Switching from Armour Thyroid to Levothyroxine in Unplanned Pregnancy: Initial Dosing Strategy
Start with 100 mcg levothyroxine immediately and monitor TSH in 4 weeks, as this dose provides adequate T4 replacement while avoiding the risks of desiccated thyroid during pregnancy.
The 100 mcg starting dose is appropriate and should not be increased initially for several critical reasons specific to pregnancy and the switch from desiccated thyroid 1, 2, 3.
Why 100 mcg is the Correct Starting Dose
The conversion from Armour Thyroid to levothyroxine requires careful consideration of T3 content. Desiccated thyroid contains both T4 and T3, with T3 causing supranormal serum spikes during absorption that can cause palpitations 4. When switching to levothyroxine monotherapy, you're eliminating the exogenous T3 component and relying entirely on physiologic T4-to-T3 conversion 4.
For pregnant patients with pre-existing hypothyroidism, levothyroxine monotherapy is the only appropriate treatment because T3 supplementation provides inadequate fetal thyroid hormone delivery 1. The fetus depends on maternal T4 crossing the placenta, particularly in the first trimester when fetal neurodevelopment is most vulnerable 1.
Pregnancy-Specific Dosing Considerations
Levothyroxine requirements increase by 25-50% during pregnancy in women with pre-existing hypothyroidism 1, 3. However, since this patient has never taken levothyroxine before, starting at 100 mcg allows you to:
- Establish a baseline response to pure T4 therapy without the confounding T3 component from Armour Thyroid 4
- Avoid iatrogenic hyperthyroidism, which increases risks of atrial fibrillation, osteoporosis, and cardiac complications 1
- Monitor the patient's individual conversion efficiency from T4 to T3 4
Target TSH should be <2.5 mIU/L in the first trimester to prevent adverse pregnancy outcomes including preeclampsia, low birth weight, and permanent neurodevelopmental deficits 1. Check TSH and free T4 every 4 weeks until stable, then at minimum once per trimester 1, 3.
Critical Monitoring Protocol
Recheck TSH and free T4 in 4 weeks (not the standard 6-8 weeks for non-pregnant patients) because pregnancy requires more aggressive monitoring 1, 3. If TSH remains above 2.5 mIU/L, increase by 12.5-25 mcg increments 1, 3.
The patient should take levothyroxine on an empty stomach, 30-60 minutes before breakfast for optimal absorption, which is particularly critical during pregnancy 1. Prenatal vitamins containing iron or calcium must be taken at least 4 hours apart from levothyroxine 1.
Why Not Start Higher
Starting above 100 mcg risks overtreatment because:
- Approximately 25% of patients on levothyroxine are unintentionally maintained on doses sufficient to fully suppress TSH, increasing serious complication risks 1
- TSH suppression below 0.1 mIU/L during pregnancy carries significant risks including atrial fibrillation and bone loss 1
- You don't yet know this patient's individual levothyroxine requirement since she's never taken it before 3
Common Pitfalls to Avoid
Never wait for symptoms to develop before checking TSH - fetal harm can occur before maternal symptoms appear 1. Avoid TSH targets >2.5 mIU/L in the first trimester, as even subclinical hypothyroidism is associated with adverse pregnancy outcomes 1.
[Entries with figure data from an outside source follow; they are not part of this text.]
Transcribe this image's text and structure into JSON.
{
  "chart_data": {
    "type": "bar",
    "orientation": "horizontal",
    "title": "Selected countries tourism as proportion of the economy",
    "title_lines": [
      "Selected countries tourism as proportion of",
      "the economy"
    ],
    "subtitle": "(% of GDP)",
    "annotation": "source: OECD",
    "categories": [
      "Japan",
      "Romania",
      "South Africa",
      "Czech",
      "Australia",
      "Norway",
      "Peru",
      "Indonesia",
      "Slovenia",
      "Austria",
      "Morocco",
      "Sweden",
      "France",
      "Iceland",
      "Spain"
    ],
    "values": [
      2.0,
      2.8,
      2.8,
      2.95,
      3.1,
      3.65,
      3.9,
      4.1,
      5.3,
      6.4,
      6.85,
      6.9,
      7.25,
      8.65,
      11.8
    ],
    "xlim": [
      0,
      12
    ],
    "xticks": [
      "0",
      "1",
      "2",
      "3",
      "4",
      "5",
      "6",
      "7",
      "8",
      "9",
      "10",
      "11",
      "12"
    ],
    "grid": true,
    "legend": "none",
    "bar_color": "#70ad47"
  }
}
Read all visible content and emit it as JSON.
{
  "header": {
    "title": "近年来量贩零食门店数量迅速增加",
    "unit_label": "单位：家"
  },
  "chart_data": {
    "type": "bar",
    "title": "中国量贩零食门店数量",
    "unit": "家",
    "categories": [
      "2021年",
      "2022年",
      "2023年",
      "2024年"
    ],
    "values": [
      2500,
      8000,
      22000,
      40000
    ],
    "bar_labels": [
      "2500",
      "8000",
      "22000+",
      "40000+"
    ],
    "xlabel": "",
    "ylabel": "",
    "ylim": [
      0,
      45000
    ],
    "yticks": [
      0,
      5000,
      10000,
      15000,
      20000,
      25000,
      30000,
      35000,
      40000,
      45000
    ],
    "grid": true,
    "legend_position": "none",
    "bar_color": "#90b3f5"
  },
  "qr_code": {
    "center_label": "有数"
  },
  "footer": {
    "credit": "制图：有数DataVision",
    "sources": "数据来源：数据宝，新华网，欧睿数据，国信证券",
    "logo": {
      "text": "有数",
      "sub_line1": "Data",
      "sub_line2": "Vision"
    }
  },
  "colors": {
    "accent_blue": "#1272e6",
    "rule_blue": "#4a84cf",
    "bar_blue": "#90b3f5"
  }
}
Do not continue Armour Thyroid during pregnancy due to lack of standardization in T3 content and the risk of supranormal T3 levels during absorption 4, 5. The combined T4/T3 formulation is inappropriate for pregnancy because adequate fetal thyroid hormone delivery requires levothyroxine monotherapy 1.
Rule out concurrent adrenal insufficiency before increasing the dose, as starting or increasing thyroid hormone before corticosteroids can precipitate adrenal crisis 1. This is particularly important in patients with autoimmune thyroid disease who have increased risk of concurrent autoimmune adrenal insufficiency 1.